En outre, « les élections pourraient avoir lieu au moment où la BCE met un terme à son programme de Quantative Easing », c’est-à-dire de rachat d’actifs, ce qui renforcera la méfiance des investisseurs, a souligné Antonio Cesarano, directeur de la stratégie globale à Intermonte.

Les marchés surveillaient également la situation politique en Espagne, où les socialistes ont déposé vendredi une motion de censure pour tenter de renverser le gouvernement conservateur de Mariano Rajoy. « Il n’y a aucun risque qu’un parti avec une idéologie similaire à celle que l’on voit en Italie [antisystème] puisse arriver au pouvoir », même si la motion de censure renversait le gouvernement Rajoy en fin de semaine, a affirmé à l’AFP Antonio Sales, analyste chez XTB Broker.

Nous observons aujourd’hui un vrai phénomène de panique sur l’Italie ainsi qu’une petite contagion sur les autres pays qui commence à devenir inquiétante

Selon les spécialistes, l’Espagne était ainsi essentiellement victime de la contagion par l’Italie. « Il faut aussi prendre en compte le fait que les marchés avaient beaucoup grimpé [ces dernières semaines], près de leurs plus hauts niveaux », a souligné Nuria Alvarez, analyste chez Renta 4.

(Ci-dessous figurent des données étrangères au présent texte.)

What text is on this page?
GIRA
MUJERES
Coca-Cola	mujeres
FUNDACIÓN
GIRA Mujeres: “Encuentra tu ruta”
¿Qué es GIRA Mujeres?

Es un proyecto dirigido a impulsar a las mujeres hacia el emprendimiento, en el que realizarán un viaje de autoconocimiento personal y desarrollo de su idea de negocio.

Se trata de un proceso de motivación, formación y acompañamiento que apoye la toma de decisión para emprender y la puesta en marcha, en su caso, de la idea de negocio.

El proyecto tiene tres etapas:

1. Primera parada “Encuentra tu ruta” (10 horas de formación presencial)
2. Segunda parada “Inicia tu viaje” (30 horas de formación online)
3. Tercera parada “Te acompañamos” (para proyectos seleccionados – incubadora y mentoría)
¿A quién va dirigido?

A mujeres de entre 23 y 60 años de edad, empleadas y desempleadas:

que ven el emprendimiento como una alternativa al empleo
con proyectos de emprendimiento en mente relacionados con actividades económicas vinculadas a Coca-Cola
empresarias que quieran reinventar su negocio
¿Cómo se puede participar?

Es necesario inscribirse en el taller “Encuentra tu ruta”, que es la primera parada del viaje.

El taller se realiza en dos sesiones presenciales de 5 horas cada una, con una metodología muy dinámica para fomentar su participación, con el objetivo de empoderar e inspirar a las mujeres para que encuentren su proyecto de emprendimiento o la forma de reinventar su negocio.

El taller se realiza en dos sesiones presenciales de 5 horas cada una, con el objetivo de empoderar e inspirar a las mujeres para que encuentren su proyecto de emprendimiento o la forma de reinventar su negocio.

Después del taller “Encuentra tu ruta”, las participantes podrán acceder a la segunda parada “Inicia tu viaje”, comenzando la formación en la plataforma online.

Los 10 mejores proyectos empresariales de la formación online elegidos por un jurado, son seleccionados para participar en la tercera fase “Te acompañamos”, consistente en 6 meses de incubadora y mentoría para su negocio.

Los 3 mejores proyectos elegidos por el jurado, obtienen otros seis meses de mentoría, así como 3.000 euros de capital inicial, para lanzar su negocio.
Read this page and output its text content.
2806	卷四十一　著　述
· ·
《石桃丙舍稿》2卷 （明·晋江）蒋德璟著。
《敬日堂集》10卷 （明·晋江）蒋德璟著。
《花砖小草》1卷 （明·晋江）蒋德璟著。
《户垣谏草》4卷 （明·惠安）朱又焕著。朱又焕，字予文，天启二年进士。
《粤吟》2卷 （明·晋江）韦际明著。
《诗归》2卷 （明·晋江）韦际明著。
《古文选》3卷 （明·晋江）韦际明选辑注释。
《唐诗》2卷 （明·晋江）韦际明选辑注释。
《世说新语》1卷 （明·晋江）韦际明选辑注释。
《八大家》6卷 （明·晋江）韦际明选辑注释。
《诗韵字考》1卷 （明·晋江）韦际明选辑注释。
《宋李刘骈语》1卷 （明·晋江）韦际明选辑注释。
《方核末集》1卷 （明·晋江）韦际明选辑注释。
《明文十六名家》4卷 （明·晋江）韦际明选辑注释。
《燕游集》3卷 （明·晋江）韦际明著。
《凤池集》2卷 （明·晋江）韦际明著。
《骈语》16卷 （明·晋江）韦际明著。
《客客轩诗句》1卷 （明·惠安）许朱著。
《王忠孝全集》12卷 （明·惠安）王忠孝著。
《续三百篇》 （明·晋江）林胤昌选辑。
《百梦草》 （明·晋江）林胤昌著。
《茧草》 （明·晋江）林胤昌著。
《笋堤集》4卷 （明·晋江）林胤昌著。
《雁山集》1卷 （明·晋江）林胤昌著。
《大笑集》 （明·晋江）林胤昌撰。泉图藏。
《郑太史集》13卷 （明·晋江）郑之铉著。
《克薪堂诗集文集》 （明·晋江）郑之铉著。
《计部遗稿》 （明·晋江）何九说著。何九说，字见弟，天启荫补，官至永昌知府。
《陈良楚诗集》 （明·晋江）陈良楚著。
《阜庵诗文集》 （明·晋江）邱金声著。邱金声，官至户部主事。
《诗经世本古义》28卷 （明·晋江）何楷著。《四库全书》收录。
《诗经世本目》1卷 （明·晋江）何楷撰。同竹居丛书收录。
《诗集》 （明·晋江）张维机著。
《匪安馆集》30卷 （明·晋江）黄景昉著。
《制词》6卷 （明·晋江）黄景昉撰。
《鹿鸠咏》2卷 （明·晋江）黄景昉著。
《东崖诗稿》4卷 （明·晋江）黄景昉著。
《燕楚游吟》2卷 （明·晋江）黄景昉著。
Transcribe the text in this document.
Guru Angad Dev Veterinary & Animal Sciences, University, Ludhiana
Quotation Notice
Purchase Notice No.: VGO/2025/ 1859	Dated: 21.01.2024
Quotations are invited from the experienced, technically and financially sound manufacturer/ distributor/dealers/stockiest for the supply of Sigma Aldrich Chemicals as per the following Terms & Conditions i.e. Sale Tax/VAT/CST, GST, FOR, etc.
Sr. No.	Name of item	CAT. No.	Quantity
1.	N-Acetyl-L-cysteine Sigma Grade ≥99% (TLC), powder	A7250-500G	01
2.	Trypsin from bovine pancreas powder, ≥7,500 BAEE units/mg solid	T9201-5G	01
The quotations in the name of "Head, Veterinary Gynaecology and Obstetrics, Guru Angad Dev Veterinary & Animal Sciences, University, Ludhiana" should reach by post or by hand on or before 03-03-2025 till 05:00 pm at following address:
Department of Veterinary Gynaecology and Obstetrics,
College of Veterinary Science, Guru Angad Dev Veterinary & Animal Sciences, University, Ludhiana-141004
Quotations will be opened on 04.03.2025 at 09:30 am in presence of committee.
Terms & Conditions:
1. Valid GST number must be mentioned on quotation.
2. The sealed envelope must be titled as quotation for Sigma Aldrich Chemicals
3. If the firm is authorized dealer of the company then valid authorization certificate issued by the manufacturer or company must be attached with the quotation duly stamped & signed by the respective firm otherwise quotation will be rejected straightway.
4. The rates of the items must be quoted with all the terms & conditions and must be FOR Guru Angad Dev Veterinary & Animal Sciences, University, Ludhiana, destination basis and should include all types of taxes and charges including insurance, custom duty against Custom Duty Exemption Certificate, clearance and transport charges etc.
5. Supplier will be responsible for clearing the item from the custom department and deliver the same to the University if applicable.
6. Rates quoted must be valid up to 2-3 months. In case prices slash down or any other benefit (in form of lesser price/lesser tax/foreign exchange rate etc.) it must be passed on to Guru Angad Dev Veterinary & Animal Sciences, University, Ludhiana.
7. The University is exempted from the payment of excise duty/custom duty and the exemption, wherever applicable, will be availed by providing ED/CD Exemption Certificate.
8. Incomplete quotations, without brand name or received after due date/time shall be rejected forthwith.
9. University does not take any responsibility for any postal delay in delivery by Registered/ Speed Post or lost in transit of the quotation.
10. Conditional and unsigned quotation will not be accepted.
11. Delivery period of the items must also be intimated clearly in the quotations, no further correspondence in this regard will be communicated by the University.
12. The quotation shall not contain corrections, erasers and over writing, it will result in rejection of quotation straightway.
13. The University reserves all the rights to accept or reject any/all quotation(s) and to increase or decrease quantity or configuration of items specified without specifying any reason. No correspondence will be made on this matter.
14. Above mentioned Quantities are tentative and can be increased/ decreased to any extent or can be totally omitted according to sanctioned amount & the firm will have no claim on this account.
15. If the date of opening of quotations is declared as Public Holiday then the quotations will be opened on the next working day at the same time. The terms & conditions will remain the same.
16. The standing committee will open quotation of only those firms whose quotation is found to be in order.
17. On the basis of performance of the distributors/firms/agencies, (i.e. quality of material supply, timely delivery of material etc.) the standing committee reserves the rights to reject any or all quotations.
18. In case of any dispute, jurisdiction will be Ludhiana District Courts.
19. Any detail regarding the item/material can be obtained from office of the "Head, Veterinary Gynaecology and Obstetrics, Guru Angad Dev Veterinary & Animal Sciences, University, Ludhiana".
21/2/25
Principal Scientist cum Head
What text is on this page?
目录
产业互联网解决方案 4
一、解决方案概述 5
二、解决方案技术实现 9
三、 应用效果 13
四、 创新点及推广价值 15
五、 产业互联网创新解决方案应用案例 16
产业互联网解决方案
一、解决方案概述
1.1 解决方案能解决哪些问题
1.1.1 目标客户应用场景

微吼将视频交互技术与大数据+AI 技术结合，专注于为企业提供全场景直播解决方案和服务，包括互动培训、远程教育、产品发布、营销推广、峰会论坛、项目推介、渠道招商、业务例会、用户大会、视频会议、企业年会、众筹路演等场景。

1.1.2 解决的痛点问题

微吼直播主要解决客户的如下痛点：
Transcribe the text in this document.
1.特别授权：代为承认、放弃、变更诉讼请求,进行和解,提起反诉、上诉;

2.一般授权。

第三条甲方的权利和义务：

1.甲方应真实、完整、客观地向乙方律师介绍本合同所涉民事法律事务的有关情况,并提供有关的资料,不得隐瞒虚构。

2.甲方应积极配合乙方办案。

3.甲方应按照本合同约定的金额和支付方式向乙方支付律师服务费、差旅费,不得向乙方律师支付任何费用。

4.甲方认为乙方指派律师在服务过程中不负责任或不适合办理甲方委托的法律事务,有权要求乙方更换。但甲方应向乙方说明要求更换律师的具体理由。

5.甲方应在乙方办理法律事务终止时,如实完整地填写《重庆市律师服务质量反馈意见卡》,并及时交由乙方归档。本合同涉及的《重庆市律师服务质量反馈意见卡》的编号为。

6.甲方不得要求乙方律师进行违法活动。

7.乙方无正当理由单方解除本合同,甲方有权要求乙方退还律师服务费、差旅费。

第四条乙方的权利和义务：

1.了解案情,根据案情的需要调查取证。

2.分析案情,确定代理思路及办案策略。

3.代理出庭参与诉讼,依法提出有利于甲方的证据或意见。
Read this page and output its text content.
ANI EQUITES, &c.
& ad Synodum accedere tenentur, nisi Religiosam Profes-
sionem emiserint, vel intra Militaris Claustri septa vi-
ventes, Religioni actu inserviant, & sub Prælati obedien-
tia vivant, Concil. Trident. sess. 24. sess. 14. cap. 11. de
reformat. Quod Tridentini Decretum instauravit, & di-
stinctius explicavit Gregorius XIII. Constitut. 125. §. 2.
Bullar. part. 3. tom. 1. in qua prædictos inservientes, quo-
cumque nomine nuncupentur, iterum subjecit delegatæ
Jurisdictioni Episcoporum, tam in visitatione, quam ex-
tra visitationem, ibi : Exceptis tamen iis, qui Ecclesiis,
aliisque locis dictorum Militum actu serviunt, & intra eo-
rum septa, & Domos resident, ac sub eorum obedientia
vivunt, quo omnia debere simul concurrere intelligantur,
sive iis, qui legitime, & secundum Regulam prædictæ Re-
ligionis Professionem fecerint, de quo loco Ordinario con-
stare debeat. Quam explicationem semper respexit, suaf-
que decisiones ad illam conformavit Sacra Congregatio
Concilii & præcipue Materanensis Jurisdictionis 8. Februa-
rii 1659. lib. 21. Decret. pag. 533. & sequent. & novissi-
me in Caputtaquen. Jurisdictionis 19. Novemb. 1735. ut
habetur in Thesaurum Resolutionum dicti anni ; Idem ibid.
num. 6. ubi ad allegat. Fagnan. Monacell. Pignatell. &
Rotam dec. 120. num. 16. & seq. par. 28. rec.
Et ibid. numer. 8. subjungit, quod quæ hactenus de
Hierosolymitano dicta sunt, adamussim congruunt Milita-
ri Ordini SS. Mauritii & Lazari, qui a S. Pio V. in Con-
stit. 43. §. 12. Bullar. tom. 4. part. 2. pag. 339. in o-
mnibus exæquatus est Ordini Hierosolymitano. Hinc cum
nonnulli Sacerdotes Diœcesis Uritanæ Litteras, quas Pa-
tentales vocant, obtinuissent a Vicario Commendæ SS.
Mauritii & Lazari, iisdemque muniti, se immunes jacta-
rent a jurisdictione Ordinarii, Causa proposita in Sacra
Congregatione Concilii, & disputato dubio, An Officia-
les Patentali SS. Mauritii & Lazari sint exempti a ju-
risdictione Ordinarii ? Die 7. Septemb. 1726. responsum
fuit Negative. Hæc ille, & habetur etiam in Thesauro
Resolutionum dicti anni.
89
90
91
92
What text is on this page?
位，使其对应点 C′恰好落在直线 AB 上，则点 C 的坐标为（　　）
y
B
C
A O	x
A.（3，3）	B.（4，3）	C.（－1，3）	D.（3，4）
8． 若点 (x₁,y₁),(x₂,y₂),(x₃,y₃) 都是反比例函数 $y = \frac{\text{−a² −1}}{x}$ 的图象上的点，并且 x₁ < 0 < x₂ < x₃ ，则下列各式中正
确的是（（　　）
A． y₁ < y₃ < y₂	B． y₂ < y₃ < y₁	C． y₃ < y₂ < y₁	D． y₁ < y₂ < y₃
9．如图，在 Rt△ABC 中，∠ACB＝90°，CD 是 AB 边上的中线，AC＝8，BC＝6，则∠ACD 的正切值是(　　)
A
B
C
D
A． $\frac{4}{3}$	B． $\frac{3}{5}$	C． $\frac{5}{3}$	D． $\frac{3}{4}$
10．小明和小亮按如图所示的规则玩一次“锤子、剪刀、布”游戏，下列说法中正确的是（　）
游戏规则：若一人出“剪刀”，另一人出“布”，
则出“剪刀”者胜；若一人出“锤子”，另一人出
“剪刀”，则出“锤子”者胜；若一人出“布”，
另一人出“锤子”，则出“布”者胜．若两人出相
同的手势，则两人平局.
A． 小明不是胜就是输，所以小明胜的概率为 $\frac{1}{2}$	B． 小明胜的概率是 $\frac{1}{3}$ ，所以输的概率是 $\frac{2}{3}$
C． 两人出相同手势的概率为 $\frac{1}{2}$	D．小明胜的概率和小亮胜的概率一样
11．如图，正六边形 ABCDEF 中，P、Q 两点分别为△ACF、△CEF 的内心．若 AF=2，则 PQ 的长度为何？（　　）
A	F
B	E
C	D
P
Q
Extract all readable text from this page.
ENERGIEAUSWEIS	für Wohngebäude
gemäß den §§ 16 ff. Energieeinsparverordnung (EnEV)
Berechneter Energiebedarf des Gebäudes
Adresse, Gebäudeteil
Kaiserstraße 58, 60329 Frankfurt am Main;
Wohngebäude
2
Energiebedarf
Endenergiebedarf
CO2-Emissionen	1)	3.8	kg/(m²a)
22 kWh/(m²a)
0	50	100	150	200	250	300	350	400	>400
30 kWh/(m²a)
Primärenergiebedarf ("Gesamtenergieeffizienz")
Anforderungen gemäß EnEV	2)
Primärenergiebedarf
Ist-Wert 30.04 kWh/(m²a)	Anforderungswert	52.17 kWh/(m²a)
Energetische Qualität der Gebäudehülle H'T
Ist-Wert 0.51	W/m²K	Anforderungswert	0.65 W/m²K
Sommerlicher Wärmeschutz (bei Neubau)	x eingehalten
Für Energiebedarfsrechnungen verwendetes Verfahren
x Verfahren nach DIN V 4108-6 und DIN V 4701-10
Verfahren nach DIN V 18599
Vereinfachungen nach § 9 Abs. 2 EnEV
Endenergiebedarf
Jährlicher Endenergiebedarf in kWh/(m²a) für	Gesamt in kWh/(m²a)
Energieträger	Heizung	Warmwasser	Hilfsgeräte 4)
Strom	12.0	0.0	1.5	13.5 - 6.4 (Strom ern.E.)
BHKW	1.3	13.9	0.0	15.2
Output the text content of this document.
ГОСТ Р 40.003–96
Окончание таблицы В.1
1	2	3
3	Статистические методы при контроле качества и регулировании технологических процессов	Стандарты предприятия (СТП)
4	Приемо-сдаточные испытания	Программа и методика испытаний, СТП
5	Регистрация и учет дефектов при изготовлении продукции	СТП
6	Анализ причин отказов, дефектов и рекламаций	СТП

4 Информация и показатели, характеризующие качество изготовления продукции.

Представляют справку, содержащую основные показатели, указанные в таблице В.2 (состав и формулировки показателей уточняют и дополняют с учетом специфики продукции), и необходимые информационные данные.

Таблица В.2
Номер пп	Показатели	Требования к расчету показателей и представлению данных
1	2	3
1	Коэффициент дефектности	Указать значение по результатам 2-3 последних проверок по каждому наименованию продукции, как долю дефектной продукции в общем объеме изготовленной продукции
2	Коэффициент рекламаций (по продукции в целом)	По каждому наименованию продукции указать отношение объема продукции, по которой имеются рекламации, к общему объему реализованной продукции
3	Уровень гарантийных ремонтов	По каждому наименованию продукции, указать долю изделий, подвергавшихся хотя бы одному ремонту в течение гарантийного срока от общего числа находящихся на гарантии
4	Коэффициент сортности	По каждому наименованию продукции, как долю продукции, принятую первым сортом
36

« Nous sommes sur une crise très italienne, beaucoup plus qu’en 2011-2012, ce sont les problèmes italiens qui se propagent aux dettes des autres pays alors que l’économie va bien », a commenté M. Robin, de Natixis. « C’est l’Italie qui déclenche un risque politique sur la zone euro, ce n’est plus un risque financier ou bancaire », a-t-il souligné.

Depuis la crise de 2011, « l’Europe a mis en place différents instruments pour éviter une contagion rapide », a rappelé M. Pradere de RAM Active Investments. Pour l’heure, « l’économie opère de façon relativement normale », selon lui.

Étant donné que la crise est récente, les entreprises ayant besoin de financement peuvent différer leurs émissions d’obligations, a expliqué le spécialiste. « Mais si elle dure et que les conditions de financement se resserrent énormément, ça amènera une réponse de la Banque centrale européenne, qui ne peut toutefois pas tout maîtriser », a-t-il détaillé.